The first procedure allows that for all the applications requested during the provisional act, but which have not yet obtained authorisation, their users must adapt such applications by filing a new application following the new requirements of the law.
As per the second procedure, parties involved in any activities that made use of the biodiversity without having taken the necessary measures stated in the provisional acts or without having authorisation will be required to become compliant by entering into an adjustment term agreement, in accordance with the new law.
The sole act of signing the adjustment term will result in suspension of the fines imposed under the provisional act, while its compliance will have the power of reducing them by 90%—the remaining 10% may be settled by non-monetary means, if so desired by the user. New application and compliance procedures should both be carried out within the deadline established by the guidelines of the law that goes into effect.
These rules do not apply to research, as the new law is aligned with the CBD and the Brazilian Constitution. That is, there will be no payment for proceeding with research, and the fines applied during the provisional act for those who carried out research will be totally suspended, with no need for an adjustment term.

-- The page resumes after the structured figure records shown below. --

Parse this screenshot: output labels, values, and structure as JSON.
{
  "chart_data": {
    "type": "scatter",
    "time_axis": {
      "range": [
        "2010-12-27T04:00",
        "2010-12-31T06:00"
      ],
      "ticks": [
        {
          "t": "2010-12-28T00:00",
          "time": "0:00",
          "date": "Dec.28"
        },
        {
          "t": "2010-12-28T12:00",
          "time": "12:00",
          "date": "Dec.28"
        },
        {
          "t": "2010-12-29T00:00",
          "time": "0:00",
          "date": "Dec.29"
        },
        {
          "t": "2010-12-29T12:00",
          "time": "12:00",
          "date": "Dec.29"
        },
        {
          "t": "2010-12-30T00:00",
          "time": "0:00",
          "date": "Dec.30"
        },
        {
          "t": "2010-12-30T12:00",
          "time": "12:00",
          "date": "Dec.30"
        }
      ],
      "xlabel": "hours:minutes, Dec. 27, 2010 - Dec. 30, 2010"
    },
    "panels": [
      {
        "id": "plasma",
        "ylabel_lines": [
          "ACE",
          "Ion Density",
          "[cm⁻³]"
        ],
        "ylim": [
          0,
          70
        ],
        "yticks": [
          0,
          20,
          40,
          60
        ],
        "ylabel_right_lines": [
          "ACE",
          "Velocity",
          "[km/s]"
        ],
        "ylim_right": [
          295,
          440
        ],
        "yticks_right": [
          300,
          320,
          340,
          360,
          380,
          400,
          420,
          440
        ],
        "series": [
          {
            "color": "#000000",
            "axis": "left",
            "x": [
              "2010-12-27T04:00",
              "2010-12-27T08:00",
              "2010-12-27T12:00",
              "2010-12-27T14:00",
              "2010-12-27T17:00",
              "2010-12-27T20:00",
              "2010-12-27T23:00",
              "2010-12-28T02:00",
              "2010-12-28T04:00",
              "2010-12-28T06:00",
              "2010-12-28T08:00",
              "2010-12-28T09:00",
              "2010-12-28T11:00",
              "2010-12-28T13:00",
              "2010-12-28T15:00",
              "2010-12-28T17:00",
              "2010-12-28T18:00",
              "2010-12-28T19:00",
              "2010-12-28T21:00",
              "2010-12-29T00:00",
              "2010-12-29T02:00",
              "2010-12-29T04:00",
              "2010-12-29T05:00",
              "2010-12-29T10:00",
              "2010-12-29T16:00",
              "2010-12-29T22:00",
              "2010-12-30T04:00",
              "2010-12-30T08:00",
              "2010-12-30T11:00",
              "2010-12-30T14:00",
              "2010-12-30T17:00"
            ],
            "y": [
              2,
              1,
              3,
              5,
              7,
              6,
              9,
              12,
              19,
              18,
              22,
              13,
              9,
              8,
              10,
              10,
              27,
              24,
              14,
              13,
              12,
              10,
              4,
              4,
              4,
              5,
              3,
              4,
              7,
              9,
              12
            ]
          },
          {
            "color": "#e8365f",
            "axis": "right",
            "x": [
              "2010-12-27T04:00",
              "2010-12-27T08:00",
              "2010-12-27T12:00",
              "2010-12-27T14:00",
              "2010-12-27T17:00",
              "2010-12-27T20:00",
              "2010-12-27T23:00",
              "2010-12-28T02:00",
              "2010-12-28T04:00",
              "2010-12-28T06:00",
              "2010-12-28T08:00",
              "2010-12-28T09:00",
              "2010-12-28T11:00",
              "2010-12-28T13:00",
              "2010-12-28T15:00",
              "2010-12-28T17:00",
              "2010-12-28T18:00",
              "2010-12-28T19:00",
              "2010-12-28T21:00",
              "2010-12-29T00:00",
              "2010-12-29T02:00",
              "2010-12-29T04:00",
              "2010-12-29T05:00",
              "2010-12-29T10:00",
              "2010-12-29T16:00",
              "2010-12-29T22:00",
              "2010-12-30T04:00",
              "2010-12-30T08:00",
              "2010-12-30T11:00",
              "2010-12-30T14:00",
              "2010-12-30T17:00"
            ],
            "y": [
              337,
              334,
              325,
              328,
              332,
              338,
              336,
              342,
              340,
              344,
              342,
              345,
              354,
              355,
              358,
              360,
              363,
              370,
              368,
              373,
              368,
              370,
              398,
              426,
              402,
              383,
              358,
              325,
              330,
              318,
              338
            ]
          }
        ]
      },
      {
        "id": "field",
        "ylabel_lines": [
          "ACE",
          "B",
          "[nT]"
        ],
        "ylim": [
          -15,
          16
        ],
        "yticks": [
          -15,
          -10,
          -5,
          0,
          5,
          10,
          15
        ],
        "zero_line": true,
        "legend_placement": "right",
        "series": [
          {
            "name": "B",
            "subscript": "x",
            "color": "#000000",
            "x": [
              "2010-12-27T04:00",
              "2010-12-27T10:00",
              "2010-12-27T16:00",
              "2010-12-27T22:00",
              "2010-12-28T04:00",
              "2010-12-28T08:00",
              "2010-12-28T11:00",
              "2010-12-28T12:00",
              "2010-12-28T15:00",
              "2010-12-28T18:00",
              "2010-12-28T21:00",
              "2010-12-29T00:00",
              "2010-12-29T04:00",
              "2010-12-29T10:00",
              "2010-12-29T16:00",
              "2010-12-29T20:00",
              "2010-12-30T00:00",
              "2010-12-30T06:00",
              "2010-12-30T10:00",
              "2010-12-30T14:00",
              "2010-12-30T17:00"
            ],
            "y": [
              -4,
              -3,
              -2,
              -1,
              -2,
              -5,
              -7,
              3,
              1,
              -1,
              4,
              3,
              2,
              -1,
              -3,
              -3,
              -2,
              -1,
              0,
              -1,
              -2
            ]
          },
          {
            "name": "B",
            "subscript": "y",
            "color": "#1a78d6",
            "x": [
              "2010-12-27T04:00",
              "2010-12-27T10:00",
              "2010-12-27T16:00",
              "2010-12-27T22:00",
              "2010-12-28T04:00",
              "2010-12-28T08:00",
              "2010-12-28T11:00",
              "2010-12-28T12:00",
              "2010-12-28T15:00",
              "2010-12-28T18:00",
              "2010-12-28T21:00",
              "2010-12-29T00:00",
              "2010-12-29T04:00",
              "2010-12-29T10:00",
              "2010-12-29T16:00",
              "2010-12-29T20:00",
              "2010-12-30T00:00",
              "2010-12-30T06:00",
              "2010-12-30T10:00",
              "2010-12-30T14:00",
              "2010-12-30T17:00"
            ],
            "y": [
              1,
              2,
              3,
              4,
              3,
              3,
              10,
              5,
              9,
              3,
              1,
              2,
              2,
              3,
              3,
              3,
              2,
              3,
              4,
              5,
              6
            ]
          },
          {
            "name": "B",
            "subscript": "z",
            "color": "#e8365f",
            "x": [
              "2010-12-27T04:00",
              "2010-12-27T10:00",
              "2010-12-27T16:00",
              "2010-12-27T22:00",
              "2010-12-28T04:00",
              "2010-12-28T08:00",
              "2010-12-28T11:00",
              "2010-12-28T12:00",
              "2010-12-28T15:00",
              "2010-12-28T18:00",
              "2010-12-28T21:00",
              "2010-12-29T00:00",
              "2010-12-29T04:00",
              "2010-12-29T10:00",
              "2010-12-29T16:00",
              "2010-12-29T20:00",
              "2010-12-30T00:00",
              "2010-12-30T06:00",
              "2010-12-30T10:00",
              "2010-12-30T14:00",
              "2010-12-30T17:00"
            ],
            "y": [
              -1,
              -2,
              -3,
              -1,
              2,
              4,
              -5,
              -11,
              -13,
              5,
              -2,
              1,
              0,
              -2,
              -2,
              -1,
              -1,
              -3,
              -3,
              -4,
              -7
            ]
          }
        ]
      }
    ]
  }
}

Regarding inventions that were developed based on genetic heritage and ATK during the provisional act, they must be approved by CGEN before filing any patent application at the Brazilian Patent and Trademark Office (INPI). Therefore, concerning patent applications that are still pending approval, the law establishes that applicants need to adapt to the new rules and must request approval for the use of the genetic heritage or ATK on a simple register online for presentation to the INPI—before having their application submitted for substantial examination.
When the new law becomes effective, the procedure will remain the same, requiring a prior presentation of an online registration form before filing at the INPI any patent application which is relative to an invention that uses genetic heritage or ATK.
As the procedure will remain, it must be said that CGEN will continue interfering with the INPI’s competence. Although the access to Brazil’s biodiversity will be vastly improved, made by simple online registration, the development of the country will still be restrained by the will of the Brazilian government. Also, having the authorisation to file a patent application no longer make sense since the patent application is filed during the beginning of the development of the product, and not when the invention is ready to be commercialised. The innovation of private companies, which keeps the economy moving will ultimately depend on authorisation, overall, a loss to Brazil.
The greatest challenge will be putting the real benefits of the biodiversity’s conservation into practice with the groups involved in preservation acts, focusing all our efforts on the maximisation of these benefits—as well as guaranteeing them.